African Journal of International Criminal Justice

Article

Delimiting Deportation, Unlawful Transfer, Forcible Transfer and Forcible Displacement in International Criminal Law

A Jurisprudential History

Keywords International criminal law, theory of international law, crimes against humanity, deportation, unlawful or forcible transfer
Authors Ken Roberts en James G. Stewart
Author's information

351952 Ken Roberts
Ken Roberts is Senior Legal Officer, International, Impartial and Independent Mechanism (Syria).

351955 James G. Stewart
James G. Stewart is Associate Professor, Allard School of Law, University of British Columbia.
  • Abstract

      The forced displacement of civilian populations is an issue of significant global concern and a subject of extensive legal debate. In international criminal law, forced displacement is criminalized by a complex network of distinct but overlapping offences. These include the Crimes Against Humanity of deportation, forcible transfer, persecution and other inhumane acts, and the grave breach of the Geneva Conventions of ‘unlawful deportation or transfer’. International courts and tribunals have been inconsistent in the adoption of these crimes in their statues and in their subsequent interpretation, making it all the more difficult to distinguish between them.

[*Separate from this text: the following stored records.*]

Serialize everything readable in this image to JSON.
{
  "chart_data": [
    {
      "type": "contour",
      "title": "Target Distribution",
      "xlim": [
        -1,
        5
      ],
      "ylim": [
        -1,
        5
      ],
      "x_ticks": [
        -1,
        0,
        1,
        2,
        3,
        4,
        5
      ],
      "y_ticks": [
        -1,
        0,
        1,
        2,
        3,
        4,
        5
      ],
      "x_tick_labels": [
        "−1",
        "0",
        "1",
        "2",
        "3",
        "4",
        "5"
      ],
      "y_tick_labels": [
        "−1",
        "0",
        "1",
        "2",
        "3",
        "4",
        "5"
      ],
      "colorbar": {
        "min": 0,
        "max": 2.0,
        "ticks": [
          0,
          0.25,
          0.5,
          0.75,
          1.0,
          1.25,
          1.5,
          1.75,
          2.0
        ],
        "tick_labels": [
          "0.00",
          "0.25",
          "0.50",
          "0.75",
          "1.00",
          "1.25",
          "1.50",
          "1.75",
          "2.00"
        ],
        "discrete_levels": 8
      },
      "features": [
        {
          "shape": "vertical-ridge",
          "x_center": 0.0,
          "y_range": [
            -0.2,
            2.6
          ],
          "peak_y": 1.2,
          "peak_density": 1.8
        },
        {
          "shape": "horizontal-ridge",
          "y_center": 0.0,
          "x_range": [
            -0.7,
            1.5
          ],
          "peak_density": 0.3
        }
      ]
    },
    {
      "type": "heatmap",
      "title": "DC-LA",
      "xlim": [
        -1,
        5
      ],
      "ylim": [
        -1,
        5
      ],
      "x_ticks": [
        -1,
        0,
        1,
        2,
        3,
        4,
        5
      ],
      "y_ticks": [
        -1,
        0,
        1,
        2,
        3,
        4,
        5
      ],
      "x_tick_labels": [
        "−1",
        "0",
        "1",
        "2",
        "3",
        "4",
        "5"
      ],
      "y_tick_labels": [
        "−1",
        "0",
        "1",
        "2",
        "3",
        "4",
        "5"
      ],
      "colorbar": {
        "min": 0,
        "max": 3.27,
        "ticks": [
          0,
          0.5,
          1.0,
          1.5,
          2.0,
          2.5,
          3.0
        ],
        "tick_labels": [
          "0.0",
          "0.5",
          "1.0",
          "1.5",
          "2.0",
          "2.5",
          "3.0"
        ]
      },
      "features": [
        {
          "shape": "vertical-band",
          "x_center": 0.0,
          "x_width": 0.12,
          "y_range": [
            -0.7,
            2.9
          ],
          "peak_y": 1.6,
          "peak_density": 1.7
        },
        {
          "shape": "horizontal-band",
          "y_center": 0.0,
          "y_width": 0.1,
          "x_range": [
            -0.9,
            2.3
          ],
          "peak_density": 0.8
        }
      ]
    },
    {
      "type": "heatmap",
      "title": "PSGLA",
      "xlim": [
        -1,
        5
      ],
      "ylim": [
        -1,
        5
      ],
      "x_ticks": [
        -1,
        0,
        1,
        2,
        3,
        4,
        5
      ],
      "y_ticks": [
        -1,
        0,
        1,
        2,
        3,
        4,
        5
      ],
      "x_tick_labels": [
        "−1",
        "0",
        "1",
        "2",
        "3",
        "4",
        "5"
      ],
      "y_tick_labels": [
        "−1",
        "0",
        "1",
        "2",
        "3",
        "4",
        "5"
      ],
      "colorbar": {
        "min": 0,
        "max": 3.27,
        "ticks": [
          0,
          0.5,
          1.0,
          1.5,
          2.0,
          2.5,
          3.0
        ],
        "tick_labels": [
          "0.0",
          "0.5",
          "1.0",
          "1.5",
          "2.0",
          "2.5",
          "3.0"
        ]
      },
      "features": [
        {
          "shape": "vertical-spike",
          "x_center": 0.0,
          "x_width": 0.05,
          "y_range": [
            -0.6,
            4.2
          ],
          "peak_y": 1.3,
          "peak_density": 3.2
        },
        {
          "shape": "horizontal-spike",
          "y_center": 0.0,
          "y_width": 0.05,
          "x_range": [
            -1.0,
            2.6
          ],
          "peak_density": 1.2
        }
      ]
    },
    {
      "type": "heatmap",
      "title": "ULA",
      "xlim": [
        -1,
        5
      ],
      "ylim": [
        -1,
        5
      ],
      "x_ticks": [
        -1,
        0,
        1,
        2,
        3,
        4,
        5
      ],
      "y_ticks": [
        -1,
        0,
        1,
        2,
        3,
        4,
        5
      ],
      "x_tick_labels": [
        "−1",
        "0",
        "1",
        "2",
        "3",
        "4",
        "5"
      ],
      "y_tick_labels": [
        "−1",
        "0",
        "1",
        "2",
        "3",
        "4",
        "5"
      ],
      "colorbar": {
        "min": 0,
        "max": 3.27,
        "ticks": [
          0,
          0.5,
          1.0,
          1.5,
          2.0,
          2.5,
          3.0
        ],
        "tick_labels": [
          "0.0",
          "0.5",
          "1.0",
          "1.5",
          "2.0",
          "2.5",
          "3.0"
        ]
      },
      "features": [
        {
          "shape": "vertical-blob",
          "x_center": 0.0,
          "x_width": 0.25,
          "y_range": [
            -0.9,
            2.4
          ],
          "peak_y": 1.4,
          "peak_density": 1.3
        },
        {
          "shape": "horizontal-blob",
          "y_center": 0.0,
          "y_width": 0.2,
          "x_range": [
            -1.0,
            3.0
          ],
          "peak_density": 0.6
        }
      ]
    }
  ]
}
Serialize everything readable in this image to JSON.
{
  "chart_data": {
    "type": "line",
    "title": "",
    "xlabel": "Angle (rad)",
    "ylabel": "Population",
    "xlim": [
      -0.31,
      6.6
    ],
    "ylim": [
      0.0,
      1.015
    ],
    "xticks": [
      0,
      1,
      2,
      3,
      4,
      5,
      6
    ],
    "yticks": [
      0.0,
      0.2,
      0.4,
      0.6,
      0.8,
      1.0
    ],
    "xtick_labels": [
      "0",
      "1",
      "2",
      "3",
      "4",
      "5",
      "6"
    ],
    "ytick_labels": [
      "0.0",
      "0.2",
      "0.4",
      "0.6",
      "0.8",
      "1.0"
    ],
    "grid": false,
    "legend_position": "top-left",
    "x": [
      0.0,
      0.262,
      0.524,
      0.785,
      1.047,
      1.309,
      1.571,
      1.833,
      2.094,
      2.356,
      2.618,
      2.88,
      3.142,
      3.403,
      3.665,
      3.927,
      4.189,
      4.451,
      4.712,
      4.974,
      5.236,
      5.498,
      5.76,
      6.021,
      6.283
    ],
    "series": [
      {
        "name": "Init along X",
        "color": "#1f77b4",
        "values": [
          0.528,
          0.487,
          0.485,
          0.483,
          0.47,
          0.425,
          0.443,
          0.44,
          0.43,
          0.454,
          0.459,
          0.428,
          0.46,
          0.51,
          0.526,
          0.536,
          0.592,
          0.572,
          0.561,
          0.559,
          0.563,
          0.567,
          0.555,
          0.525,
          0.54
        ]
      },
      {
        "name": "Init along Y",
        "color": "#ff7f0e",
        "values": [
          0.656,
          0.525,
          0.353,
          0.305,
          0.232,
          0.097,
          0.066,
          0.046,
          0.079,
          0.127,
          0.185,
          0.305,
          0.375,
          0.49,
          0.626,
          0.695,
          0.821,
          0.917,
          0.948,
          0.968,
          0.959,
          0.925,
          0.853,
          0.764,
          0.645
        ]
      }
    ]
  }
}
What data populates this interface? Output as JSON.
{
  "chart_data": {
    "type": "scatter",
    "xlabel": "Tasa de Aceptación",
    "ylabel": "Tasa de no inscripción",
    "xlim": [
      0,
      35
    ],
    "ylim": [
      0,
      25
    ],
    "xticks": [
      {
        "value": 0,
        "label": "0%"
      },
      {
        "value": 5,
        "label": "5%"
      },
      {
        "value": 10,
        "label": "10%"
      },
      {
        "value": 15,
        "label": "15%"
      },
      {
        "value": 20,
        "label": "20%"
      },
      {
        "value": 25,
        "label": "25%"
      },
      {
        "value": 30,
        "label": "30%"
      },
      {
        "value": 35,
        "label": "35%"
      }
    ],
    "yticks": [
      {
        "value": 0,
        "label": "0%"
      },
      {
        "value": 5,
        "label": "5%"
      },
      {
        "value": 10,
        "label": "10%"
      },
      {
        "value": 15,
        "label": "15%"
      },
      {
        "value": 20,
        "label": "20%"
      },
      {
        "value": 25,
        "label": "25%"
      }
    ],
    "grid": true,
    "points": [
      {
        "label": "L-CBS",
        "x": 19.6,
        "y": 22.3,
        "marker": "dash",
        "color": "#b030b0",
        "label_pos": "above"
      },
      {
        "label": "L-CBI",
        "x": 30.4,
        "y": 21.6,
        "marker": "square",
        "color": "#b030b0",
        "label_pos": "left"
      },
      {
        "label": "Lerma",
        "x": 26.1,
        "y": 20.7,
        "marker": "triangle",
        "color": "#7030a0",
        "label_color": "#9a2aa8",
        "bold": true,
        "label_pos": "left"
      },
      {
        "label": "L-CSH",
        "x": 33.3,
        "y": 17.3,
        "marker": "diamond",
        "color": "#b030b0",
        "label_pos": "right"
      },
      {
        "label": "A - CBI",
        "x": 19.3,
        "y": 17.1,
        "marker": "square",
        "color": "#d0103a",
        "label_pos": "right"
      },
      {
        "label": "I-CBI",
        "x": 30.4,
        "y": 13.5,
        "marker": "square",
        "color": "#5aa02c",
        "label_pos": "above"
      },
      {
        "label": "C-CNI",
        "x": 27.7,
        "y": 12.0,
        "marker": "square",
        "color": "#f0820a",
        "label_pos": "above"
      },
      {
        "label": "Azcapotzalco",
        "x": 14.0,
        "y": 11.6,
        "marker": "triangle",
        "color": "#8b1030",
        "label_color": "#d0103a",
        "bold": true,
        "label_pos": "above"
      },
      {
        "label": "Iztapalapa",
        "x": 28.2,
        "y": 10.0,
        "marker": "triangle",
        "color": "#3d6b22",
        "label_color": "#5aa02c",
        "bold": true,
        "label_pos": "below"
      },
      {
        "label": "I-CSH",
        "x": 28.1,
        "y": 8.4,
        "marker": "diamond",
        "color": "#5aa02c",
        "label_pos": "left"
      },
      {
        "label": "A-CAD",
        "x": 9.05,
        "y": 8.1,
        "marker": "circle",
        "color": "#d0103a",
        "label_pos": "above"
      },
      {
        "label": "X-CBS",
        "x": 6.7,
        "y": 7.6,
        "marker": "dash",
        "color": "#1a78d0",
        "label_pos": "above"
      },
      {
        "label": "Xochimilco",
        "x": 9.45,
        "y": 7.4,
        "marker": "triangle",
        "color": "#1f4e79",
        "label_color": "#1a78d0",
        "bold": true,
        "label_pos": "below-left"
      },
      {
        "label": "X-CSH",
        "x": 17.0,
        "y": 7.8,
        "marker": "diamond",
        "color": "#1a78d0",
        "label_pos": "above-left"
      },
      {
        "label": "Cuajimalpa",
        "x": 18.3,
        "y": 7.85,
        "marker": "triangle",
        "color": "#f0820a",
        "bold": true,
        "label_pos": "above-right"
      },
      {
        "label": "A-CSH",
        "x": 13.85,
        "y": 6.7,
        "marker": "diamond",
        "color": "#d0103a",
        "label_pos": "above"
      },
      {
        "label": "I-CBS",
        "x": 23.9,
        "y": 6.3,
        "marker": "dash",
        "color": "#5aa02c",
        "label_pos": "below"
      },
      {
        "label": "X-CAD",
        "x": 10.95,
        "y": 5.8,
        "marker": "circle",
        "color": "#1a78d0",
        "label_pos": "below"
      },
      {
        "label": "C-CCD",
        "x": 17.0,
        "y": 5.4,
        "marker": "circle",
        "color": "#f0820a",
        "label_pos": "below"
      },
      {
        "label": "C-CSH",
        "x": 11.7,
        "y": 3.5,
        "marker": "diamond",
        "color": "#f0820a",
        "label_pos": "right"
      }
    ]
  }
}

The jurisprudential history of these crimes is lengthy and not without controversy, highlighted by inconsistent judicial approaches. In this article, we offer a critical jurisprudential history of these displacement crimes in international criminal law.
      In particular, we focus on the case law emanating from the International Criminal Tribunal for the former Yugoslavia, a court that comprehensively addressed crimes associated with ethnic cleansing, a characteristic feature of that conflict, with the result that displacement was a central focus of that court. We set out our jurisprudential history in chronological order, beginning with the earliest inceptions of displacement crimes at the ICTY and then tracing their development toward the establishment of a consensus. Our hope is that the article sheds light on the development of these offences, informs future debate, and acts as a useful template for those seeking to understand how these crimes may have a role to play in future international jurisprudence.